На последнем заседании между Бурцевым и Савинковым произошел знаменитый диалог:
«Я обращаюсь к вам, В. Л., как к историку русского освободительного движения, и прошу вас после всего, что все мы рассказали здесь о деятельности Азефа, сказать вам совершенно откровенно, есть ли в истории русского освободительного движения, где были Гершуни, Желябовы, Сазоновы, и в освободительном движении других стран более славное имя, чем Азеф?

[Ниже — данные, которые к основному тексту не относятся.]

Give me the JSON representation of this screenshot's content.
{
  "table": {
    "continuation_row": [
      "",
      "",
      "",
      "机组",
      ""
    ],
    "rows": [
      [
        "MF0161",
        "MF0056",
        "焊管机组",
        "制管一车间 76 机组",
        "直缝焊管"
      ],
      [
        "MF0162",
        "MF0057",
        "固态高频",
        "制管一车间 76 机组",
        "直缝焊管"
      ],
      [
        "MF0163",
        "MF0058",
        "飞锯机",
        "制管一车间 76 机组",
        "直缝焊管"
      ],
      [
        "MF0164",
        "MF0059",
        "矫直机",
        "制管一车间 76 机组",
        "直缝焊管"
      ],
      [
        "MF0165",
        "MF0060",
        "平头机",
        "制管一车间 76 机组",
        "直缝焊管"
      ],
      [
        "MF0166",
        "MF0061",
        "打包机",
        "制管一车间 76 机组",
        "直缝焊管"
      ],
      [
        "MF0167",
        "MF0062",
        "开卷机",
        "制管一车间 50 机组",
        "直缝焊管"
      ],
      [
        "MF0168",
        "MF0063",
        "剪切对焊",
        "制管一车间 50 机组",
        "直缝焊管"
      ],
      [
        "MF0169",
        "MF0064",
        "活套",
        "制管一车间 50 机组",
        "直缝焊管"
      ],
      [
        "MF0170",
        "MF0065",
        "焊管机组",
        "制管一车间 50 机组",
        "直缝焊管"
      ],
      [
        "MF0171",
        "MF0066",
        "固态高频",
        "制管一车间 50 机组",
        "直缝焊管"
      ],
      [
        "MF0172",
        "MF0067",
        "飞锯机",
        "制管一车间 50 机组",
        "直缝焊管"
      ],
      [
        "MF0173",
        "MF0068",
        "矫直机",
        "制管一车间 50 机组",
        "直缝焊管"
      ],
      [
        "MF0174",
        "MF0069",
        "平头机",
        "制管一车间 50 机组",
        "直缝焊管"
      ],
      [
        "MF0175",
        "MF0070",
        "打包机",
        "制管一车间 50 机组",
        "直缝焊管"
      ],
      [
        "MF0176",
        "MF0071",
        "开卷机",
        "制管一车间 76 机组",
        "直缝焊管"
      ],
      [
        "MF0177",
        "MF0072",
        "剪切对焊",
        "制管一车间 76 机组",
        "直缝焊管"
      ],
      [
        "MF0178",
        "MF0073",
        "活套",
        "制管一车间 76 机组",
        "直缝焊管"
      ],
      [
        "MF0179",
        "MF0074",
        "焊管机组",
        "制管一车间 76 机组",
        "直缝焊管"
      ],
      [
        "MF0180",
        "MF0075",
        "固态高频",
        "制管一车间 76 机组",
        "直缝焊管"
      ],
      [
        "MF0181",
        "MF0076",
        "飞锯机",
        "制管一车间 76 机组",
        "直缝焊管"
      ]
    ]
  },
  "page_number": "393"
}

– Нет! – ответил я. – Я не знаю в русском революционном движении ни одного более блестящего имени, чем Азеф. Его имя и деятельность более блестящи, чем имена и деятельность Желябова, Сазонова, Гершуни, но только при одном условии, если он честный революционер. Но я убежден, что он – провокатор, лжец и величайший негодяй!»[274]274
Там же. С. 269–270.
[Закрыть]
Почему эсеры так держались за Азефа – вопреки всему? Не потому ли, что с этим именем были нераздельно связаны вся их слава и гордость? Вычеркнуть имя Азефа из истории покушений на Плеве и Сергея Александровича? Теоретически это было возможно, но для этого требовалось насилие над собственной памятью.
Хотя, конечно, все эти оценки революционной роли Азефа все равно кажутся преувеличенными. И это не результат «саморекламы». Скорее, дело в особого рода психологическом магнетизме. Урод и негодяй, Азеф обладал внутренней силой, подчинявшей людей, заставлявшей верить ему и восхищаться им. Самых разных людей – от Савинкова и Чернова до генерала Герасимова.
В заседаниях суда был сделан перерыв.
Чернов и Савинков были настроены пессимистически. Они видели, что Лопатин и Кропоткин все больше становятся на точку зрения Бурцева. Сами они по-прежнему безусловно верили Азефу.
Было решено поручить Аргунову навести справки о Лопухине. Эсеры надеялись уличить его в двойной игре.
В начале ноября Азеф появился в Париже. Теперь он был растерян, встревожен. Он пытался выведать у Савинкова, что за новую улику предъявил Бурцев. Савинков – по его словам! – смолчал. Он советовал Азефу либо явиться на суд, либо ехать в Россию и приступить к обычной террористической работе, делом доказывая свою невиновность. Азеф говорил, что у него нет сил ни на то, ни на другое.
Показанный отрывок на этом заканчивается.